Jakarta, Kompas - Bangsa ini kehilangan sosok pemimpin yang bisa menjadi panutan. Tidak heran bangsa ini sering menghadapi konflik ketika terjadi pergantian pimpinan nasional. Padahal, konflik semacam ini tak perlu terjadi kalau para pemimpin nasional memiliki kearifan.
Hal ini disampaikan Menteri Sosial Bachtiar Chamsyah dalam diskusi buku M Natsir Berdamai dengan Sejarah di Jakarta, Rabu (17/9). ”Sebagai politisi partai Islam, saya merindukan kepemimpinan tokoh sekaliber M Natsir, yang mampu menyatukan umat Islam menjadi kekuatan politik yang signifikan dalam Masyumi,” ujar Bachtiar, yang juga Ketua Majelis Pertimbangan Partai Persatuan Pembangunan.
Menurut dia, Masyumi sebenarnya sudah memberikan contoh tentang kearifan dalam berpolitik. Dalam pergantian kepemimpinan tak ada sikut-menyikut. Etika kepemimpinan Masyumi saling mempersilakan siapa yang pantas. ”Bayangkan perbedaannya dengan politisi sekarang yang senang rebutan, bahkan kalau ada yang pantas memimpin juga disikat,” ujarnya.
Bachtiar mengatakan, bergesernya etika berpolitik saat ini karena hilangnya keikhlasan dalam memperjuangkan kepentingan rakyat
Dalam sambutannya, Bambang Pranowo yang mewakili Menteri Pertahanan mengatakan, M Natsir merupakan tokoh yang pantas dihargai bangsa ini.
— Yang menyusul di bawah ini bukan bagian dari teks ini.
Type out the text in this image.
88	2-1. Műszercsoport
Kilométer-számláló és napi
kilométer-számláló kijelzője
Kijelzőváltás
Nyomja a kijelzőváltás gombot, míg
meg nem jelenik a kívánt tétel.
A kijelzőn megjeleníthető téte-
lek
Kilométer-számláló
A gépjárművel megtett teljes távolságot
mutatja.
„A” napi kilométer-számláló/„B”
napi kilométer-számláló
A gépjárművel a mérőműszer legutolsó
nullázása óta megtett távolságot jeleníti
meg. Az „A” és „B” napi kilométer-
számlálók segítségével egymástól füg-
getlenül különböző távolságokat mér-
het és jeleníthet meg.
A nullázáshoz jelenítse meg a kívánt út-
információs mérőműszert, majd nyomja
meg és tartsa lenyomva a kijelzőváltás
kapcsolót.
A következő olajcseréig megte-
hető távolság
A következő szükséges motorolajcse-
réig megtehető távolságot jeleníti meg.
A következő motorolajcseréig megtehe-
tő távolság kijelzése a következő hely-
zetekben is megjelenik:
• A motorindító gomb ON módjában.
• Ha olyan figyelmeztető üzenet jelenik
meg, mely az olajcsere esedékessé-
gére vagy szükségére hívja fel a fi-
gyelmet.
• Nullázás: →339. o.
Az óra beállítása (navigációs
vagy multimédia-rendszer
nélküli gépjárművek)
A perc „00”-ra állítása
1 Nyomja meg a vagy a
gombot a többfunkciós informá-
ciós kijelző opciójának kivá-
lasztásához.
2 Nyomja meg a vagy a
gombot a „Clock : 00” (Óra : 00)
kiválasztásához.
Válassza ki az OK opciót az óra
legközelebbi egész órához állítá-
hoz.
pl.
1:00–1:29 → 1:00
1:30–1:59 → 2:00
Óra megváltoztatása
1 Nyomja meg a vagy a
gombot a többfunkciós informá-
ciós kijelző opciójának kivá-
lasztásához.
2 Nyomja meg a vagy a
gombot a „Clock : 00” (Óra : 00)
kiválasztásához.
Meskipun dianggap terlibat dalam PRRI, selalu dikatakan bahwa pemberontakan itu karena ingin kembali menegakkan UUD.
Ninok Leksono dari harian Kompas mengatakan, bangsa ini menghadapi tantangan untuk menciptakan sistem pendidikan dan politik yang bisa menampilkan pemimpin yang cerdas, intelektual, sekaligus santun. (MAM)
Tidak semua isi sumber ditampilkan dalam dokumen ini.